What is STMs full form?
scanning tunneling microscope
how nano science is used for hydrophobicity
Do u think that Graphene and Fullrene fiber can be used to make Air Plane body structure the lightest and strongest. Rafiq
what is differents between GO and RGO?
what is simplest way to understand the applications of nano robots used to detect the cancer affected cell of human body.? How this robot is carried to required site of body cell.? what will be the carrier material and how can be detected that correct delivery of drug is done Rafiq
analytical skills graphene is prepared to kill any type viruses .
Any one who tell me about Preparation and application of Nanomaterial for drug Delivery
what is Nano technology ?
Bob Reply
write examples of Nano molecule?
The nanotechnology is as new science, to scale nanometric
nanotechnology is the study, desing, synthesis, manipulation and application of materials and functional systems through control of matter at nanoscale
Is there any normative that regulates the use of silver nanoparticles?
Damian Reply
what king of growth are you checking .?
What fields keep nano created devices from performing or assimulating ? Magnetic fields ? Are do they assimilate ?
Stoney Reply
why we need to study biomolecules, molecular biology in nanotechnology?
Adin Reply
yes I'm doing my masters in nanotechnology, we are being studying all these domains as well..
what school?
biomolecules are e building blocks of every organics and inorganic materials.
Got questions?

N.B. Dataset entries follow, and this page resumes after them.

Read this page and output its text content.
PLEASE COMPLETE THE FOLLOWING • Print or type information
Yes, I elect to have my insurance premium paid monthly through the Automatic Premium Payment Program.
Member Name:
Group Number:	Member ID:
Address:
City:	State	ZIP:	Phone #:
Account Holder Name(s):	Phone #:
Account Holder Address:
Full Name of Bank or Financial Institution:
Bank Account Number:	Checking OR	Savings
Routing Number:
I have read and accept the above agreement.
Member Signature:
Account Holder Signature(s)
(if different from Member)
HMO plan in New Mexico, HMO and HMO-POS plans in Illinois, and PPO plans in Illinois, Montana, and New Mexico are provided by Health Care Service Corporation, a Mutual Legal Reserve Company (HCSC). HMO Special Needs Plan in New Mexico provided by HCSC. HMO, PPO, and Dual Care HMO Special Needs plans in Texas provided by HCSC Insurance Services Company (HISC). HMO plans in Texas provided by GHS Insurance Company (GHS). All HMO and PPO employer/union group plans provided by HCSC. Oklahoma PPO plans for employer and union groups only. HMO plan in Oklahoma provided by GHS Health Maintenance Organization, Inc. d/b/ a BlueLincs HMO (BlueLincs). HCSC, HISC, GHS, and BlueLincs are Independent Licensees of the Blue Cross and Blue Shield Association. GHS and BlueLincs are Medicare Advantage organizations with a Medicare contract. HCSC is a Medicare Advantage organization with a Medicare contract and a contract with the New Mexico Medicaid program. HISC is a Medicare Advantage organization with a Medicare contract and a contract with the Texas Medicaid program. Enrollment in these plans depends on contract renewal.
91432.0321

Join the online conversation and get instant answers!
Jobilize.com Reply

Get Jobilize Job Search Mobile App in your pocket Now!

Get it on Google Play

Source:  OpenStax, An introduction to the fdm-tdm digital transmultiplexer. OpenStax CNX. Nov 16, 2010 Download for free at http://cnx.org/content/col11165/1.2
Google Play and the Google Play logo are trademarks of Google Inc.

Notification Switch

Would you like to follow the 'An introduction to the fdm-tdm digital transmultiplexer' conversation and receive update notifications?